Automated emails can result in higher open rates and response rates, since they are better personalized and targeted based on users' actions. Modern marketing software offers email automation, but this should be done with great care and attention. Some tips and approaches I would utilize for email automation are as follows: examine automation goals and proceed accordingly, quality content that sounds and looks human (same with sender name and profile information), lead recipients along the way towards purchase (for example, little asks for little 'yesses' - read a blog, download a file, watch a video), make emails sequential, use proper and designated landing pages, etc.
- What is the difference between hard bounces and soft bounces?
These are emails that cannot be delivered to the sender. Soft bounce is an undeliverable status potentially caused by factors like offline server, overflown recipient inbox, incomplete setup. Hard bounce is a "permanently" undeliverable status for cases such as incorrect email address or deleted inbox.
- What are the 5 Ts in email marketing?
These are key considerations that can make or break email marketing campaigns: targeting, testing, timing, triggers and tracking. Obviously, all of those should be given a lot of attention and care to be performed the best way possible and result in successful email campaigns.
- How would you monitor and reduce unsubscribe rates?
Firstly, a few practices could be tried out, for instance sending emails less frequently, sending only relevant and properly set up emails, setting up email preference centers (EPCs). Secondly, when closely monitoring the unsubscribe numbers one has to be more selective with email marketing strategy and frequency.
- Which email marketing tools would you use?
Hubspot (2,000 emails per month in the free plan), Mailchimp (10,000 emails per month in the free plan), Mailer Lite (12,000 emails per month in the free plan), Omnisend (15,000 emails per month in the free plan), Sender (15,000 emails per month in the free plan). For upper-tier recipients, email automation software like Moosend, Close, Instantly, Gmass, Amazon SES, SendPulse, GetResponse, Benchmark.
- What are overall tips to improve email campaigns?

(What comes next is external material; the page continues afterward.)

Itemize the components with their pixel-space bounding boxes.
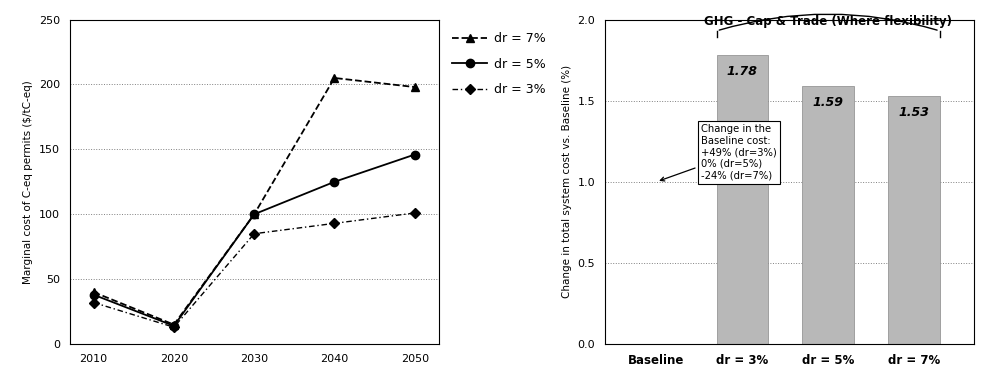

Here are some tips I would apply: segmenting the customer list (by source, customer journey, demographics), personalizing the emails, trying to re-engage inactive recipients, performing A/B test campaigns, sending out triggered emails (reaching users while they are engaged), showcasing value and adding emotion, testing our dynamic content vs plain text emails, designing eye-catching content, including clear and strong CTAs, etc.
- Can you go through an email marketing funnel, from acquisition to conversion?
Email marketing lifecycle implies subscribers' stages - from the initial acquisition to final conversion. The sequence is the following: 1 - Acquisition, or a signup to mailing list; 2 - Sending a welcome email; 3 - Engagement via regular email campaigns with offers and or updates; 4 - Segmentation, based on activity, interests, demographics, etc.; 5 - Personalization, i.e. include recipient name, relevant products in emails; 6 - Conversion through CTAs; 7 - Nurturing, or post-conversion emails for establishing relationship; 8 - Retention, or customer loyalty programs.
- How to collect a customer email list from scratch?
First of all, determine the target audience and their preferences, select an email marketing platform/software. Then design an attractive sign-up form and place it on your website, also you may add incentives like discounts, exclusive content, etc. Promote it through social media posts, where you also publish engaging content regularly. Add bonus content that users would have to subscribe with their email to access it, run contests or giveaways for the same purpose. Then segment and analyze the email list.
- How to produce an effective email subject line?
The elements of an engaging email subject line that will make a recipient open an email are: clarity, relevance to the recipient, brevity (5-10 words in 40-60 characters), action-oriented ("join", "discover", "learn", "exclusive"), urgency ("limited time offer"), value, curiosity, and finally no spammy language.